Pressestimmen zu Being Singular Plural


Als erste Schau im Deutsche Guggenheim widmet sich "Being Singular Plural: Moving Images from India" ausschließlich zeitgenössischen Positionen aus Indien. Die Ausstellung fordert die Besucher dazu auf, sich mit den verschiedenen Realitäts- und Bedeutungsebenen des bewegten Bildes auseinanderzusetzen. Für die Presse besteht die Qualität der Schau vor allem in der Präsentation komplexer Arbeiten, die alle Klischeevorstellungen von indischer Filmkunst ins Leere laufen lassen.


Eingefahrene Sichtweisen zu hinterfragen, dies "gelingt mit den Bildern aus dem fremden Subkontinent", schreibt Ingeborg Wiensowski von Spiegel-Online über die Ausstellung Being Singular Plural. "Allerdings ist der Betrachter gefordert, sich auf das Fremde auch wirklich einzulassen". Die beste Voraussetzung dazu sei ein "experimentierfreudiges Vorstellungsvermögen". Wiensowskis Fazit: "Eine lohnenswerte Ausstellung, denn ein indisches Kino jenseits der gigantischen Unterhaltungsindustrie Bollywoods ist selten zu sehen". Das sieht Silke Hennig vom Kulturradio ähnlich: Die Schau "gibt einen guten Eindruck davon, warum derzeit - weit jenseits der Herz-Schmerz-Epen Bollywoods - auch die Kunstszene Indiens international ganz groß im Kommen ist". Auch Manuela Lintl hebt im Neuen Deutschland unter der Überschrift "Jenseits von Bollywood" auf den Gegensatz zwischen den im Deutsche Guggenheim gezeigten Arbeiten und dem indischen Kommerzkino ab. Sie betont die Komplexität der gezeigten, "äußerst kritische Positionen zeitgenössischer Video- und Filmkunst". "Angesichts der Fülle der hier in nur wenigen Arbeiten versammelten kritisch-analytischen Ansätze, (…), ist die Ausstellung eine intellektuelle Herausforderung für das Publikum.

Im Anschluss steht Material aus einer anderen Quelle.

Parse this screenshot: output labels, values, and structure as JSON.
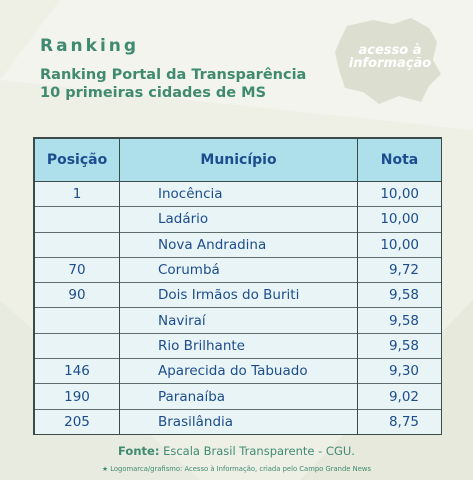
{
  "header": {
    "title": "Ranking",
    "subtitle_line1": "Ranking  Portal da Transparência",
    "subtitle_line2": "10 primeiras cidades de MS"
  },
  "logo": {
    "line1": "acesso à",
    "line2": "informação"
  },
  "table": {
    "columns": [
      "Posição",
      "Município",
      "Nota"
    ],
    "rows": [
      {
        "posicao": "1",
        "municipio": "Inocência",
        "nota": "10,00"
      },
      {
        "posicao": "",
        "municipio": "Ladário",
        "nota": "10,00"
      },
      {
        "posicao": "",
        "municipio": "Nova Andradina",
        "nota": "10,00"
      },
      {
        "posicao": "70",
        "municipio": "Corumbá",
        "nota": "9,72"
      },
      {
        "posicao": "90",
        "municipio": "Dois Irmãos do Buriti",
        "nota": "9,58"
      },
      {
        "posicao": "",
        "municipio": "Naviraí",
        "nota": "9,58"
      },
      {
        "posicao": "",
        "municipio": "Rio Brilhante",
        "nota": "9,58"
      },
      {
        "posicao": "146",
        "municipio": "Aparecida do Tabuado",
        "nota": "9,30"
      },
      {
        "posicao": "190",
        "municipio": "Paranaíba",
        "nota": "9,02"
      },
      {
        "posicao": "205",
        "municipio": "Brasilândia",
        "nota": "8,75"
      }
    ]
  },
  "footer": {
    "source_label": "Fonte:",
    "source_text": " Escala Brasil Transparente - CGU.",
    "credit": "★ Logomarca/grafismo: Acesso à Informação, criada pelo Campo Grande News"
  },
  "colors": {
    "accent_green": "#3f8a70",
    "table_header_bg": "#aee0ec",
    "table_text": "#1d4d8d",
    "page_bg": "#eef0e6"
  }
}
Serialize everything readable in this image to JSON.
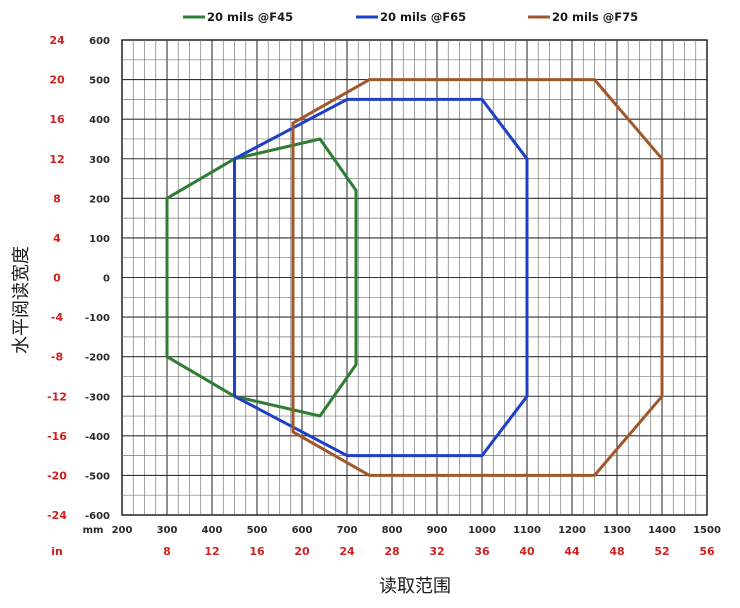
{
  "chart_data": {
    "type": "line",
    "title": "",
    "xlabel": "读取范围",
    "ylabel": "水平阅读宽度",
    "x_unit_primary": "mm",
    "x_unit_secondary": "in",
    "xlim": [
      200,
      1500
    ],
    "ylim": [
      -600,
      600
    ],
    "x_ticks_mm": [
      "200",
      "300",
      "400",
      "500",
      "600",
      "700",
      "800",
      "900",
      "1000",
      "1100",
      "1200",
      "1300",
      "1400",
      "1500"
    ],
    "x_ticks_in": [
      "8",
      "12",
      "16",
      "20",
      "24",
      "28",
      "32",
      "36",
      "40",
      "44",
      "48",
      "52",
      "56"
    ],
    "y_ticks_mm": [
      "600",
      "500",
      "400",
      "300",
      "200",
      "100",
      "0",
      "-100",
      "-200",
      "-300",
      "-400",
      "-500",
      "-600"
    ],
    "y_ticks_in": [
      "24",
      "20",
      "16",
      "12",
      "8",
      "4",
      "0",
      "-4",
      "-8",
      "-12",
      "-16",
      "-20",
      "-24"
    ],
    "grid": true,
    "legend_position": "top",
    "series": [
      {
        "name": "20 mils @F45",
        "color": "#2e7d32",
        "x": [
          300,
          450,
          640,
          720,
          720,
          640,
          450,
          300,
          300
        ],
        "y": [
          200,
          300,
          350,
          220,
          -220,
          -350,
          -300,
          -200,
          200
        ]
      },
      {
        "name": "20 mils @F65",
        "color": "#1e3fc8",
        "x": [
          450,
          700,
          1000,
          1100,
          1100,
          1000,
          700,
          450,
          450
        ],
        "y": [
          300,
          450,
          450,
          300,
          -300,
          -450,
          -450,
          -300,
          300
        ]
      },
      {
        "name": "20 mils @F75",
        "color": "#a0582a",
        "x": [
          580,
          750,
          1250,
          1400,
          1400,
          1250,
          750,
          580,
          580
        ],
        "y": [
          390,
          500,
          500,
          300,
          -300,
          -500,
          -500,
          -390,
          390
        ]
      }
    ]
  }
}
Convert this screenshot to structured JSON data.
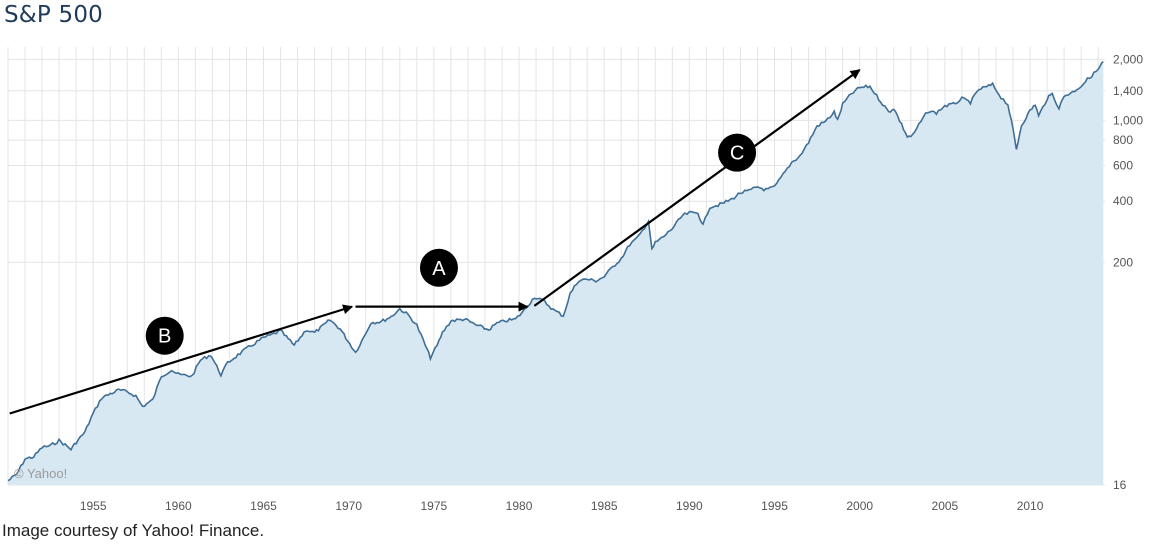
{
  "title": "S&P 500",
  "caption": "Image courtesy of Yahoo! Finance.",
  "watermark": "© Yahoo!",
  "colors": {
    "line": "#3f6f96",
    "fill": "#d8e8f3",
    "grid": "#e4e4e4",
    "arrow": "#000000",
    "marker": "#000000"
  },
  "chart_data": {
    "type": "area",
    "title": "S&P 500",
    "xlabel": "",
    "ylabel": "",
    "xlim": [
      1950,
      2014.4
    ],
    "ylim": [
      16,
      2300
    ],
    "y_scale": "log",
    "grid": true,
    "x_ticks": [
      {
        "value": 1955,
        "label": "1955"
      },
      {
        "value": 1960,
        "label": "1960"
      },
      {
        "value": 1965,
        "label": "1965"
      },
      {
        "value": 1970,
        "label": "1970"
      },
      {
        "value": 1975,
        "label": "1975"
      },
      {
        "value": 1980,
        "label": "1980"
      },
      {
        "value": 1985,
        "label": "1985"
      },
      {
        "value": 1990,
        "label": "1990"
      },
      {
        "value": 1995,
        "label": "1995"
      },
      {
        "value": 2000,
        "label": "2000"
      },
      {
        "value": 2005,
        "label": "2005"
      },
      {
        "value": 2010,
        "label": "2010"
      }
    ],
    "y_ticks": [
      {
        "value": 16,
        "label": "16"
      },
      {
        "value": 200,
        "label": "200"
      },
      {
        "value": 400,
        "label": "400"
      },
      {
        "value": 600,
        "label": "600"
      },
      {
        "value": 800,
        "label": "800"
      },
      {
        "value": 1000,
        "label": "1,000"
      },
      {
        "value": 1400,
        "label": "1,400"
      },
      {
        "value": 2000,
        "label": "2,000"
      }
    ],
    "series": [
      {
        "x": [
          1950.0,
          1950.5,
          1951.0,
          1951.5,
          1952.0,
          1952.5,
          1953.0,
          1953.7,
          1954.0,
          1954.5,
          1955.0,
          1955.5,
          1956.0,
          1956.5,
          1957.0,
          1957.5,
          1957.9,
          1958.5,
          1959.0,
          1959.6,
          1960.0,
          1960.8,
          1961.3,
          1961.9,
          1962.5,
          1962.9,
          1963.5,
          1964.0,
          1964.5,
          1965.0,
          1965.5,
          1966.0,
          1966.8,
          1967.5,
          1968.0,
          1968.9,
          1969.5,
          1970.4,
          1970.9,
          1971.3,
          1971.9,
          1972.5,
          1973.0,
          1973.5,
          1974.0,
          1974.5,
          1974.8,
          1975.2,
          1975.5,
          1976.0,
          1976.8,
          1977.5,
          1978.2,
          1978.7,
          1979.2,
          1979.8,
          1980.3,
          1980.9,
          1981.5,
          1982.0,
          1982.6,
          1983.0,
          1983.5,
          1984.0,
          1984.5,
          1985.0,
          1985.5,
          1986.0,
          1986.5,
          1987.0,
          1987.6,
          1987.8,
          1988.0,
          1988.5,
          1989.0,
          1989.6,
          1990.0,
          1990.5,
          1990.8,
          1991.2,
          1991.8,
          1992.5,
          1993.0,
          1993.5,
          1994.0,
          1994.5,
          1995.0,
          1995.5,
          1996.0,
          1996.5,
          1997.0,
          1997.5,
          1998.0,
          1998.5,
          1998.7,
          1999.0,
          1999.5,
          2000.0,
          2000.6,
          2001.0,
          2001.7,
          2002.0,
          2002.8,
          2003.1,
          2003.6,
          2004.0,
          2004.5,
          2005.0,
          2005.5,
          2006.0,
          2006.5,
          2007.0,
          2007.8,
          2008.3,
          2008.7,
          2009.0,
          2009.2,
          2009.5,
          2010.0,
          2010.3,
          2010.5,
          2011.0,
          2011.3,
          2011.7,
          2012.0,
          2012.5,
          2013.0,
          2013.5,
          2014.0,
          2014.3
        ],
        "y": [
          16.8,
          18,
          21.5,
          22,
          24.5,
          25,
          26.5,
          24,
          26,
          29,
          36,
          43,
          45,
          47,
          46,
          44,
          39,
          42,
          55,
          59,
          56,
          55,
          66,
          70,
          56,
          64,
          70,
          75,
          80,
          85,
          88,
          92,
          78,
          93,
          90,
          104,
          94,
          72,
          86,
          101,
          102,
          108,
          118,
          110,
          98,
          78,
          68,
          78,
          90,
          103,
          105,
          98,
          93,
          100,
          103,
          105,
          116,
          135,
          128,
          117,
          109,
          140,
          163,
          165,
          162,
          170,
          190,
          209,
          245,
          266,
          320,
          230,
          250,
          268,
          294,
          340,
          350,
          350,
          305,
          375,
          385,
          410,
          440,
          450,
          470,
          455,
          470,
          540,
          620,
          670,
          780,
          940,
          990,
          1100,
          1000,
          1200,
          1350,
          1450,
          1470,
          1320,
          1100,
          1150,
          830,
          840,
          990,
          1110,
          1090,
          1180,
          1200,
          1280,
          1230,
          1420,
          1500,
          1300,
          1200,
          900,
          720,
          950,
          1115,
          1200,
          1050,
          1280,
          1350,
          1150,
          1320,
          1380,
          1480,
          1630,
          1780,
          1950
        ]
      }
    ],
    "annotations": [
      {
        "label": "A",
        "from": {
          "x": 1970.4,
          "y": 121
        },
        "to": {
          "x": 1980.5,
          "y": 121
        },
        "marker": {
          "x": 1975.3,
          "y": 188
        }
      },
      {
        "label": "B",
        "from": {
          "x": 1950.1,
          "y": 36
        },
        "to": {
          "x": 1970.2,
          "y": 121
        },
        "marker": {
          "x": 1959.2,
          "y": 87
        }
      },
      {
        "label": "C",
        "from": {
          "x": 1980.9,
          "y": 122
        },
        "to": {
          "x": 2000.0,
          "y": 1775
        },
        "marker": {
          "x": 1992.8,
          "y": 694
        }
      }
    ]
  }
}
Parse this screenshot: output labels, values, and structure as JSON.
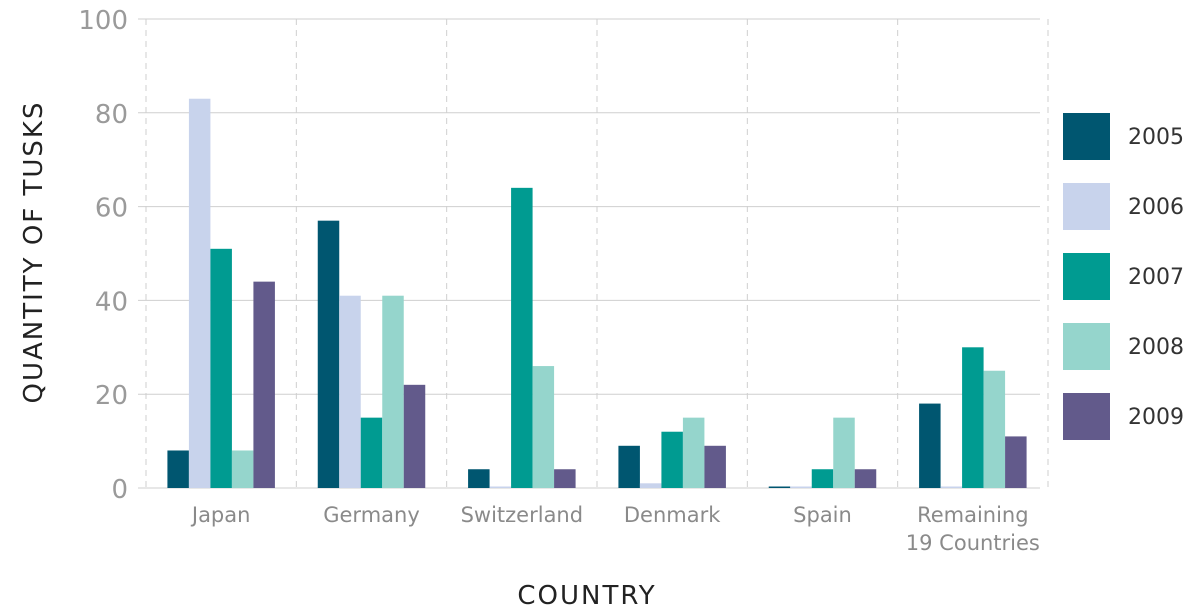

Dennoch wirken die (…) Exponate auf den ersten Blick erstaunlich ansprechend auf eine sehr sinnliche und poetische Art und Weise". Thomas Voelkner von Deutsche Welle World berichtet, dass die Besucher im Deutsche Guggenheim "eine andere Seite des indischen Kinos entdecken können" - und Werke, die "versuchen, neue Denk- und Sichtweisen hervorzubringen".

Als Parcours "durch eine ferne und doch so nahe Welt voller Gegensätze und Widersprüche" beschreibt Irmgard Berner die Ausstellung in der Berliner Zeitung. Der Blick der Künstler sei "in der Tat außergewöhnlich; persönlich und zugleich von gesellschaftlicher Relevanz. Spannend auch in der prozesshaften Experimentierfreude". Im Tagesspiegel bemerkt Christina Tilmann, dass es den Künstlern der Ausstellung "im Grunde immer um das Gleiche geht: um das Leben in einer politisch instabilen und gesellschaftlich problematischen Zone". Besonders beeindruckt ist sie von Amar Kanwars "äußerst raffinierter Installation" The Torn First Pages über die Militärdiktatur in Burma - "eine fragile, flüchtige Form der Hommage an unbekannte Helden". Auch für Welf Grombacher, Märkische Oderzeitung, reflektiert die Schau die aktuelle Situation der Region: "Indien ist ein Land im Umbruch. Zwischen Tradition und Moderne. (…) Die Qualität der Ausstellung im Berliner Guggenheim besteht darin, dass sie diese Wandlung mit bewegten und bewegenden Bildern sinnlich erfahrbar macht."